Natural de Fronteira (Portalegre) — 25 de Setembro de 1897 a 23 de Junho de 1958.
Cândido nasceu numa terra onde o pão se amassa(va) com lágrimas.
E o trigo já tinha sabor a fogo. Ou a sangue. Em Fronteira. No Alentejo. Era o último de 10 irmãos de uma família de poucos teres. 
Por isso o levaram, pequenino, para a Casa Pia. Em Belém, se deu asas ao sonho do futebol que descobrira nas ruelas da aldeia com bolas de trapos, descobriu, também, que a vida só poderia ter sentido com solidariedade. Com coração. Sempre. Pequenino, revelou-se logo de uma inteligência do tamanho da sua sensibilidade. E com um ardor físico ao nível de ambas. Da equipa do colégio saltou, naturalmente, para o Benfica. Pela mão de Cosme Damião, o casapiano que se tornara seu ídolo. Jogou futebol com muito brilho, ganhou campeonatos de luta greco-romana.

Mas Cândido nunca foi capaz de ceder ao seu sentimentalismo. Quando, em 1919, um grupo de casapianos que se aconchavara no Benfica decidiu formar o Casa Pia Atlético Clube, não teve dúvidas: mudou de camisola. Ribeiro dos Reis e Vítor Gonçalves (esse mesmo, o pai de Vasco, que no PREC haveria de ficar famoso...) resistiram e continuaram de águia ao peito. Apenas com ligação sentimental ao Casa Pia. E com as quotas sempre em dia. Foi com a camisola dos gansos que Cândido de Oliveira jogou na primeira Selecção Nacional. Contra a Espanha. Em 1921. Era magnético o seu carisma. Por isso, sem surpresa o escolheram para capitão da equipa das quinas...

Nesse comenos era funcionário superior dos Correios. Para onde entrara em 1915, com 19 anos. E também era o redactor principal do jornal Vitória, um dos primeiros periódicos desportivos editados em Portugal. Não muito depois passaria a redactor de O Século e de outros jornais que foram morrendo, entretanto, como o Football e Os Sports.
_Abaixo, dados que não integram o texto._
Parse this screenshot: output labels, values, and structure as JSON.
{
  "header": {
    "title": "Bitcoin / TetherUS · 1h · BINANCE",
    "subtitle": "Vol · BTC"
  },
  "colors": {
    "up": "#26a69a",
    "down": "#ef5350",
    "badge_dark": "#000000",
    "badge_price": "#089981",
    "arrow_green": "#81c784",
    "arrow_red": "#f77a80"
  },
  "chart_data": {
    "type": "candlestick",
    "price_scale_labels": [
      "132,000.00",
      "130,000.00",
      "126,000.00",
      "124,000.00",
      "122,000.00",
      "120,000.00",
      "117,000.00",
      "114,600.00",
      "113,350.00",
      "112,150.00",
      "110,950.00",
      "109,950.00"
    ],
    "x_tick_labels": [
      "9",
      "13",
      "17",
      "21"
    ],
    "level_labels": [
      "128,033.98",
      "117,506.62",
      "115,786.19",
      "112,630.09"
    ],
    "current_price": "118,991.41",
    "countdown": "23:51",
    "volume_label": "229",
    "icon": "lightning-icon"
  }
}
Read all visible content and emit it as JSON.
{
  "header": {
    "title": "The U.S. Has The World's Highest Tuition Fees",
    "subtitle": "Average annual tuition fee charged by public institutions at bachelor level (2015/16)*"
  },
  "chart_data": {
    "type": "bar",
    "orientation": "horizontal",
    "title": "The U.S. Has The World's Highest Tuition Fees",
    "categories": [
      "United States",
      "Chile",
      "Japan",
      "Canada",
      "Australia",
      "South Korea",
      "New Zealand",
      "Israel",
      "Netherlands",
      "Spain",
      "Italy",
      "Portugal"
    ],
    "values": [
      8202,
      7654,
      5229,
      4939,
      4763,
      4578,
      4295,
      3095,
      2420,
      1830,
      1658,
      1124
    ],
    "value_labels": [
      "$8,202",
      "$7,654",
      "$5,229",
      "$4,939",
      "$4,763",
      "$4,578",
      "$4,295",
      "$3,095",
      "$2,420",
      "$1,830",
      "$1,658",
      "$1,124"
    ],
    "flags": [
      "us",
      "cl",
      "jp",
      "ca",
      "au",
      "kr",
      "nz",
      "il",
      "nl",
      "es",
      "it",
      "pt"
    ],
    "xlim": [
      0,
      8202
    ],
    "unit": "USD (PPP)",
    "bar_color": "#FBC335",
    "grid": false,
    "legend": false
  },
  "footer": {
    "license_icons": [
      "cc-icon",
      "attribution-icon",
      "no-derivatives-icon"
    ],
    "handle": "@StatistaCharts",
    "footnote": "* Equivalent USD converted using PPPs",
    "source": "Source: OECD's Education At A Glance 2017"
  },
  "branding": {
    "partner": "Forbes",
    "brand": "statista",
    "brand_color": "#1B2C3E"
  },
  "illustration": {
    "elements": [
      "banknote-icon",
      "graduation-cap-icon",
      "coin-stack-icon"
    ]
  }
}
Não era apenas um homem dos futebóis. Era um homem de cultura e de solidariedade no futebol. E na vida. 

Sempre com um aguçado instinto de reportagem e de crítica de injustiças.  Com dignidade. 
Um dia, em Abril de 1925, em O Século mandaram-no fazer a cobertura das acções de preparação e de estratégia das tropas governamentais. Foi e fez o trabalho com a perícia costumeira. A reportagem ficou no tinteiro, mas Cândido saberia, não muito depois, que as informações que recolhera tinham sido transmitidas ao pormenor aos revoltosos precursores do 28 de Maio! Demitiu-se do jornal, como protesto pelo abuso de que tinha sido vítima. Conspirara contra a democracia sem o saber, porque alguém lhe transformara a profissão em espionagem. Só voltou à Redacção quando percebeu que o jornal se democratizara. Na medida do possível...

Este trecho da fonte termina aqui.